Changing Relationship with Food
In changing my workout approach, I figured I might have to slightly change my relationship with food. As a runner and someone who tends to eat emotionally, I’ve always gravitated toward sugar. Running gave me an excuse to overindulge at times, but that left me feeling like crap afterwards. I wanted to change how I related to what I ate. There is nothing wrong with indulging but I had a habit of taking it to the next level because I was feeling bored or sad. I thought that if I ran xx miles, that meant I could eat whatever I wanted. The fault in that logic is that if I didn’t run xx miles and still ate whatever I wanted then I felt like a failure. So, I focused on utilizing more mindful eating habits.

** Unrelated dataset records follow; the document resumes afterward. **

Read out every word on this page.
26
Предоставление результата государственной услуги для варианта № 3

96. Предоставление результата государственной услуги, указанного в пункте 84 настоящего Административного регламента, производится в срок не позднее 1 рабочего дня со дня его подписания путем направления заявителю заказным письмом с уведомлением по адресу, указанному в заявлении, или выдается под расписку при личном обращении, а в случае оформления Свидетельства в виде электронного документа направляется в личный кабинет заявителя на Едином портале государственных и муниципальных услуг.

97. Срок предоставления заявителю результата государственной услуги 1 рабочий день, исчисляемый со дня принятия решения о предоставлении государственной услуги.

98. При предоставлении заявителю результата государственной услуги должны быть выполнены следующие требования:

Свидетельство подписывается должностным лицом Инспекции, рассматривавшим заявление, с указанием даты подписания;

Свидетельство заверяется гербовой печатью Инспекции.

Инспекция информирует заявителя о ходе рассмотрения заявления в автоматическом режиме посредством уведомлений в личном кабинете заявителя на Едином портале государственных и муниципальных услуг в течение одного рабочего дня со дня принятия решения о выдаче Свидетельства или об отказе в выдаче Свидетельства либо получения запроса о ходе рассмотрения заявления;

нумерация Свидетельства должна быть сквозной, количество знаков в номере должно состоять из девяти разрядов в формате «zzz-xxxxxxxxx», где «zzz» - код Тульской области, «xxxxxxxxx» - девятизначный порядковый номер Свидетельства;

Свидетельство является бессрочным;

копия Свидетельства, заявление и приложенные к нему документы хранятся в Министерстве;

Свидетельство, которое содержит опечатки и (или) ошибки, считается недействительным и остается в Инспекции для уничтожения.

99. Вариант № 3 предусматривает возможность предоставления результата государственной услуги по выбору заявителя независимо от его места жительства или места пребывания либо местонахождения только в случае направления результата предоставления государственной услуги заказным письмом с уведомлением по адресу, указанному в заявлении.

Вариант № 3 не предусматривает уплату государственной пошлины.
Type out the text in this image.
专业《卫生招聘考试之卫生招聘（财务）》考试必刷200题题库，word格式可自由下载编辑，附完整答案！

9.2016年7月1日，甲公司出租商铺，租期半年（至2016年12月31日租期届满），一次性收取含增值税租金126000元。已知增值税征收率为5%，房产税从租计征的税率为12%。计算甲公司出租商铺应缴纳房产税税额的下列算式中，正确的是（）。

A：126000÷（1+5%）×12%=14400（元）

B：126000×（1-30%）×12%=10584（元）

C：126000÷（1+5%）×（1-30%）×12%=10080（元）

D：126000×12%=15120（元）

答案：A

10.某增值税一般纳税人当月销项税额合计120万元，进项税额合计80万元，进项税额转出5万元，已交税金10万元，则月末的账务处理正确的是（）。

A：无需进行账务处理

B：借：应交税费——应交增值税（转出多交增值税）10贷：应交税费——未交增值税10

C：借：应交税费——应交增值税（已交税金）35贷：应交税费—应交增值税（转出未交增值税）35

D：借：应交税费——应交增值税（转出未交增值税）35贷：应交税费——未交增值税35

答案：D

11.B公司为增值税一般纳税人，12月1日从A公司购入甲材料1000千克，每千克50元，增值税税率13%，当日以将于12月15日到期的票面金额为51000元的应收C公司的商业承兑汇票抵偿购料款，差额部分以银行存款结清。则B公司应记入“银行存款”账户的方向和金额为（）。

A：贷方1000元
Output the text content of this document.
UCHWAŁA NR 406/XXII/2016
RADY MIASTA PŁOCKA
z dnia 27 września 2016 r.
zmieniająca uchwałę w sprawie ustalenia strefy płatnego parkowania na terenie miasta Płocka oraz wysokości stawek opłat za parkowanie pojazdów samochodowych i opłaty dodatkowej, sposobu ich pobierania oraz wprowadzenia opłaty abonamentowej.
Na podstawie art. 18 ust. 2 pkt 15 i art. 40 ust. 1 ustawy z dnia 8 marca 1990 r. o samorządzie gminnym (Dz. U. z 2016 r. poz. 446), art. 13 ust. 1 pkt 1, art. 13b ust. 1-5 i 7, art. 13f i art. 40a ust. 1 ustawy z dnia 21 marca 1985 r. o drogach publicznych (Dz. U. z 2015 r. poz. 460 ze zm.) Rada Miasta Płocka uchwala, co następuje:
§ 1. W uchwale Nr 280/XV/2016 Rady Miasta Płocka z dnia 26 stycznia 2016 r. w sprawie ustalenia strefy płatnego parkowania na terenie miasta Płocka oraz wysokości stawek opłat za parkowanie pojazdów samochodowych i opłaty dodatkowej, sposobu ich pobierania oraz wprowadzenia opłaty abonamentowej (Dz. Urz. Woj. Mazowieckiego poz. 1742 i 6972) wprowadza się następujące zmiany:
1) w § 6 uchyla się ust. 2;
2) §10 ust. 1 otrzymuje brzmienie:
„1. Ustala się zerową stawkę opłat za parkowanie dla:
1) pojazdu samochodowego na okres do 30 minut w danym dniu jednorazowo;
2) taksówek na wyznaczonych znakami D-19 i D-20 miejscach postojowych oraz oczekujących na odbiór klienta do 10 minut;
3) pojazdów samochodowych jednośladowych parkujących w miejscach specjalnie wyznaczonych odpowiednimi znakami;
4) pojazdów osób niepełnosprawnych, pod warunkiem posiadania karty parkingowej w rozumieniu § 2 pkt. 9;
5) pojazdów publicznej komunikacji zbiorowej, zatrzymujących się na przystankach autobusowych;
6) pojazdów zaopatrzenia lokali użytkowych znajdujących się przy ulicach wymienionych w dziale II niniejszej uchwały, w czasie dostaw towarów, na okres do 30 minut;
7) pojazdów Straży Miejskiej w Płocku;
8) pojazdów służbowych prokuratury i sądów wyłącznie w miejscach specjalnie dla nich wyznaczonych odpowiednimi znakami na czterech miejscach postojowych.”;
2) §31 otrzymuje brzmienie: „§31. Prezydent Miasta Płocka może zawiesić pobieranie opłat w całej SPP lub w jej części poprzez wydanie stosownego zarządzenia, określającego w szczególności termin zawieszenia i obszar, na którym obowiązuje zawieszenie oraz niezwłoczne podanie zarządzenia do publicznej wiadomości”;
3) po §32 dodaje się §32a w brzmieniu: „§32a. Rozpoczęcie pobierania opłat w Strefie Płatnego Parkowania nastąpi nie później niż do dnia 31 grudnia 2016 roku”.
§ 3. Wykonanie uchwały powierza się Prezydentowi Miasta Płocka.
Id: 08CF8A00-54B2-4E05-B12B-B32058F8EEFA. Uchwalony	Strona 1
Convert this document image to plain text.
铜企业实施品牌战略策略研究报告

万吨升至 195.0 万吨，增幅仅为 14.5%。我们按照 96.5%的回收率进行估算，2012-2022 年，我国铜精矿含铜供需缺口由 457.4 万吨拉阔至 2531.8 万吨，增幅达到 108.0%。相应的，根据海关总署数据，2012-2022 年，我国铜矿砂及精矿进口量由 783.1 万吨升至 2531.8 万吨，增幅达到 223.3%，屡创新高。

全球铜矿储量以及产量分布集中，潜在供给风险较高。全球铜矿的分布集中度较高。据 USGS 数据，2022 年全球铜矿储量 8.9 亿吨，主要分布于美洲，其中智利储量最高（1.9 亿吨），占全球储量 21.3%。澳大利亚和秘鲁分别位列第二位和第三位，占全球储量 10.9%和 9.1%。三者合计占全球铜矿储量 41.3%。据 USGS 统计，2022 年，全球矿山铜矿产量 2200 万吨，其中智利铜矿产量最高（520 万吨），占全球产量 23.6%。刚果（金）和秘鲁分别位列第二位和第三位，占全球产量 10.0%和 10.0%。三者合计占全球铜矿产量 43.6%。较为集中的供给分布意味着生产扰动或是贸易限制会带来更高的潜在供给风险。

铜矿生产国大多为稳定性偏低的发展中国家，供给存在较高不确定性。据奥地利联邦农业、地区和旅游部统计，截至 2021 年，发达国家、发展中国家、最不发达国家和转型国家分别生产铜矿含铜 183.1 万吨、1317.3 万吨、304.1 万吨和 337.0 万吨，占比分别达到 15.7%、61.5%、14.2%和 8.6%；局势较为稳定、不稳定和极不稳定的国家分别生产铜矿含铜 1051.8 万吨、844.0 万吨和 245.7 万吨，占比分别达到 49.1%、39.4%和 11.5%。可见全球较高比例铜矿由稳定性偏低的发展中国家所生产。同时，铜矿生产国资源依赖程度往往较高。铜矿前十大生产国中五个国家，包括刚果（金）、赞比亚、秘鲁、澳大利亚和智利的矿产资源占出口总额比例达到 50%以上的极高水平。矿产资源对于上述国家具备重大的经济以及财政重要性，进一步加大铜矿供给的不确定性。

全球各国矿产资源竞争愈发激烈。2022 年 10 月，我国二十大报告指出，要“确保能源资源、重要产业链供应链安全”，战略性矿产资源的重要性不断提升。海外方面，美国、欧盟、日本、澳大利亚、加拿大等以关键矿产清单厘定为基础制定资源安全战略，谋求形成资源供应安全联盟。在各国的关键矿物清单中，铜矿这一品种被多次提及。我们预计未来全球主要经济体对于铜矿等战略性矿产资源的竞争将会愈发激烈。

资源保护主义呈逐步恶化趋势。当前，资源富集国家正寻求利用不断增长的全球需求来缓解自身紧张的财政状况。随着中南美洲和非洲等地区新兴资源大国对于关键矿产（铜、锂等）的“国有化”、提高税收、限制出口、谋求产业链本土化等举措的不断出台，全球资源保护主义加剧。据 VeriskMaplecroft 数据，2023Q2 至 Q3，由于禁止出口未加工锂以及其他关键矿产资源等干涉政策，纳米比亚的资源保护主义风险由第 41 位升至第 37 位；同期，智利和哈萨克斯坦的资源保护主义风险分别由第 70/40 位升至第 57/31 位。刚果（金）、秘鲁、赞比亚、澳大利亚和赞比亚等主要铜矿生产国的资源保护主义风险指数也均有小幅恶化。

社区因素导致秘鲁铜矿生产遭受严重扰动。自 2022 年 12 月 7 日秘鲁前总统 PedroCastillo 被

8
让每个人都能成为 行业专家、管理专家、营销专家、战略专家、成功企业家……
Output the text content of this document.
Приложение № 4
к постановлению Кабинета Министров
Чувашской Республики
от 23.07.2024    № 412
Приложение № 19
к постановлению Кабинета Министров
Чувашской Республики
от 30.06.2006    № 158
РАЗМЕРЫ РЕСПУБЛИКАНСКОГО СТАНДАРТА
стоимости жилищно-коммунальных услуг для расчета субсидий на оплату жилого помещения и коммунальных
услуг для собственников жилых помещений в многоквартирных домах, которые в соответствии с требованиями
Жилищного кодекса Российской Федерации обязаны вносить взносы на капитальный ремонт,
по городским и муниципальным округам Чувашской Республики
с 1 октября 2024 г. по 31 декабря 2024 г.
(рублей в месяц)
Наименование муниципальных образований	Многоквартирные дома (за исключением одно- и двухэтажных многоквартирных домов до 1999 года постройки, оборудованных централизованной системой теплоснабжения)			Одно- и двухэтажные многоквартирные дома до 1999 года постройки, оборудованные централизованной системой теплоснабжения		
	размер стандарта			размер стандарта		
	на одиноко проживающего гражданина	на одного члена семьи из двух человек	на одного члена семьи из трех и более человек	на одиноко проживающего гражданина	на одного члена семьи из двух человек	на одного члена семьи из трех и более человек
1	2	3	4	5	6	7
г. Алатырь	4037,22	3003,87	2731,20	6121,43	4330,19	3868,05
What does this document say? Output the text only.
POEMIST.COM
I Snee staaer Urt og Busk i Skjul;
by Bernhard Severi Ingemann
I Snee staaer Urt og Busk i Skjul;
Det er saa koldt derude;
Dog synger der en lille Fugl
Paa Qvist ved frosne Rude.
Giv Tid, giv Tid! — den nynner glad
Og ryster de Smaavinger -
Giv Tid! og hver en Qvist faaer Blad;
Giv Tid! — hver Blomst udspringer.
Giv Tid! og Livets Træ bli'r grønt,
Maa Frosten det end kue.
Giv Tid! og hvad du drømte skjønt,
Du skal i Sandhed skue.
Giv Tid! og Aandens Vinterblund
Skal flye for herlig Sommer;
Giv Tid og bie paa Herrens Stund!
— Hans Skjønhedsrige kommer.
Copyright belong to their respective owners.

I slightly decreased my sugar intake by just paying attention to food labels and items that were over 20 grams of sugar, paid attention to what emotions I was having late at night when I felt the urge to indulge, and tuned into to when I felt full instead of eating past the point of satiation. My goal in all of this was to treat my body a bit kinder and improve my relationship with food.
Goodbye Training Log
One last area I felt compelled to change was in logging my fitness activities, including tracking steps with my Garmin Forerunner 230. It was all starting to become something I had to do, similar to running just to say I ran and could eat whatever I wanted. I felt like I had been doing daily activities for long enough that I didn’t need the help of a log to hold me accountable. Putting the log aside feels more like a holistic approach to fitness and wellness. I am doing daily activities for movement, stress relief, and just being a living, breathing human being experiencing life.
So, that’s where I’ve been. If there is anything I’ve learned over the past few years, it’s that nothing is set in stone. Approaching our fitness and life in general with curiosity can make things more enjoyable. We’re constantly evolving, and I’m happy to share my current evolution with you all.
Have you ever stepped back and re-evaluated your relationship with food, exercise, or running?